Any favorites? I don't need the recipe, I just want to know if anyone else might want to see them in a book, and what would they want to see in said book.

Somewhat hard to recall.  The most powerful recollections coincide with the original opening of Marvelous Market, 1990.  It was an extraordinary phenomena in DC.  Unique artisan, crusty flavorful breads with the remarkable lines, and as history documents, rationing of loaves per purchase per day due to the level of demand and his efforts to serve as many customers as possible.  Through the news I was aware of Furstenberg's expansion, and also the business problems that followed, but as a consumer it didn't effect quality.  From my perspective trying to work my way back through time, my ex and I lived in upper NW so the Connecticut Avenue store was our focus.  I suspect we were there on line most weekends.  We moved to upper Bethesda during the period he operated the Connecticut Avenue store, and opened others, but that was the one we'd return to, albeit not as frequently.

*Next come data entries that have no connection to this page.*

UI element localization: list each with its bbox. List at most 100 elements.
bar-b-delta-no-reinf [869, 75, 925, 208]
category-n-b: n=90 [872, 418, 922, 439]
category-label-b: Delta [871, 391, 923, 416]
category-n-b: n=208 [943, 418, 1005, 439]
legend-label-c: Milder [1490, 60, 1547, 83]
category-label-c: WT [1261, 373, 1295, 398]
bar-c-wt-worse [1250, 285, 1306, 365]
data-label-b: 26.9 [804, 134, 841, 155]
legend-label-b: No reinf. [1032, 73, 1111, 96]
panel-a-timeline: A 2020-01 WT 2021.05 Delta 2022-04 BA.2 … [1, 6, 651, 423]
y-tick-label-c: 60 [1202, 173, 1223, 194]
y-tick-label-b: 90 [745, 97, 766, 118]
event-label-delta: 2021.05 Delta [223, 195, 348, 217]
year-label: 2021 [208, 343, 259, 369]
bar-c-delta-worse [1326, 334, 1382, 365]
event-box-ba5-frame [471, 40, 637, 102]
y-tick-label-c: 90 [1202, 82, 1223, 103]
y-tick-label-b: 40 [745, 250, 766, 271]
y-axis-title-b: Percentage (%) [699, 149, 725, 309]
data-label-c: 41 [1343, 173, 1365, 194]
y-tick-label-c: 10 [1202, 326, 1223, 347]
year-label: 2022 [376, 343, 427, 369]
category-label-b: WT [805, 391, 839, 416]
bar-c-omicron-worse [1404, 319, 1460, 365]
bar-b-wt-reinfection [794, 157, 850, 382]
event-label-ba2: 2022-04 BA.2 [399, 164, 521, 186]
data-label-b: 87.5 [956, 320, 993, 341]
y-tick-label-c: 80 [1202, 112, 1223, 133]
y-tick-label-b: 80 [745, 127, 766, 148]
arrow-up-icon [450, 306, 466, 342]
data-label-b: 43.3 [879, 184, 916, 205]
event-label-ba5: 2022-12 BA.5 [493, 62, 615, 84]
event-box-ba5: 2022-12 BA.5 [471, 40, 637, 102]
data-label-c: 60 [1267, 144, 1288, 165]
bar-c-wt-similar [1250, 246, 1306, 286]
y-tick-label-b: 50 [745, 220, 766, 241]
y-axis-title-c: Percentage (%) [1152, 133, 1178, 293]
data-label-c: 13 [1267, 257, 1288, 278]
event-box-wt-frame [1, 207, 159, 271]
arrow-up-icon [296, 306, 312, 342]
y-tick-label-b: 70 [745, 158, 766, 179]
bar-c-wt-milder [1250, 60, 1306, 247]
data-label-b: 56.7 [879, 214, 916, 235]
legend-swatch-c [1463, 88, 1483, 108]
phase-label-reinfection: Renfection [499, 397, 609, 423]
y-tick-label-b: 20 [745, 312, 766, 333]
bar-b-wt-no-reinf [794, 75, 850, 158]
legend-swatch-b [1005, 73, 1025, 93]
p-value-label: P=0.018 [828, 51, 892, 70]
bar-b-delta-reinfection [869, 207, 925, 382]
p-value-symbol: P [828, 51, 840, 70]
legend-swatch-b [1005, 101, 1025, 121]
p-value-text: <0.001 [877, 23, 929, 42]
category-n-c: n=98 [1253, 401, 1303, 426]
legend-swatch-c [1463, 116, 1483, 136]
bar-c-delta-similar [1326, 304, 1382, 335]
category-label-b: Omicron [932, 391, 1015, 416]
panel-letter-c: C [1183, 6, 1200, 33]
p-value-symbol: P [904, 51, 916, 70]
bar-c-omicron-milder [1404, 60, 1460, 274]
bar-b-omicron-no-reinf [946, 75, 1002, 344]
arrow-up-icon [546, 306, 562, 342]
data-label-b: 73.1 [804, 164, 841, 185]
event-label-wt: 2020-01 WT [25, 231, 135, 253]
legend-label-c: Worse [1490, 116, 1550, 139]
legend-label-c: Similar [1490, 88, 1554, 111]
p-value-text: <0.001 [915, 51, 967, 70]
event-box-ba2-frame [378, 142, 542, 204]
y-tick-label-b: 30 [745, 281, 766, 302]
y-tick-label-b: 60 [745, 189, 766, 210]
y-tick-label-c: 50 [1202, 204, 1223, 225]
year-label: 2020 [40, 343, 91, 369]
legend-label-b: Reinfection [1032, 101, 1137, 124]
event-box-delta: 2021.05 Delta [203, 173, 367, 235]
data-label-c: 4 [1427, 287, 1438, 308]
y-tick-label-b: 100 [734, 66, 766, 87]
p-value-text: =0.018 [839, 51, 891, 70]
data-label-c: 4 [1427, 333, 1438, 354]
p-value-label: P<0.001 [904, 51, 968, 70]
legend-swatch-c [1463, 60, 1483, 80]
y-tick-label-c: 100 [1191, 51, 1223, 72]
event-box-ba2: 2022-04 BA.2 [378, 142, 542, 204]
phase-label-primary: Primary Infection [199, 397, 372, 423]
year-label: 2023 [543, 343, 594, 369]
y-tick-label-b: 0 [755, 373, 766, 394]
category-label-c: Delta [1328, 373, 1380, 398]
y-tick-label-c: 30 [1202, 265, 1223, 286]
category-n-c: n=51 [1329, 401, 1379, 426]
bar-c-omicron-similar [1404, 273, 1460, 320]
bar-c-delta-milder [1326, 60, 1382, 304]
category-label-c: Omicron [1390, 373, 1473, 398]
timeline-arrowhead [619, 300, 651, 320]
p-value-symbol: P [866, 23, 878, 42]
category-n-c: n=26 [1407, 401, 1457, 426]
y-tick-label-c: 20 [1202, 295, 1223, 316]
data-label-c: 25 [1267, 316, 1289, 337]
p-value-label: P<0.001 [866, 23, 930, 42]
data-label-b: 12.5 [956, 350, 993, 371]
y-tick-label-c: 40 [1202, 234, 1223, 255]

I'm a bread lover from a long line of bread devotees.  Give me loaves and I'm happy, and not that aware of the other goodies.  I suppose the one that sticks out is the Olive Loaf.  I know there were other loaves that I thought were of similar or possibly better quality, and I suspect we worked our way through all the varieties but the olive loaves were new to my ex and I, absolutely scrumptious, wonderful with olive oil, other spreads, or from my perspective, devour it plain.   and so I've had many an olive loaf since then, some quite good.

Mark Furstenberg:   Thank you for introducing wondrous breads to DC and upping the baking game in this town and then returning with Bread Line and now Bread Furst.  We all owe you a debt of gratitude.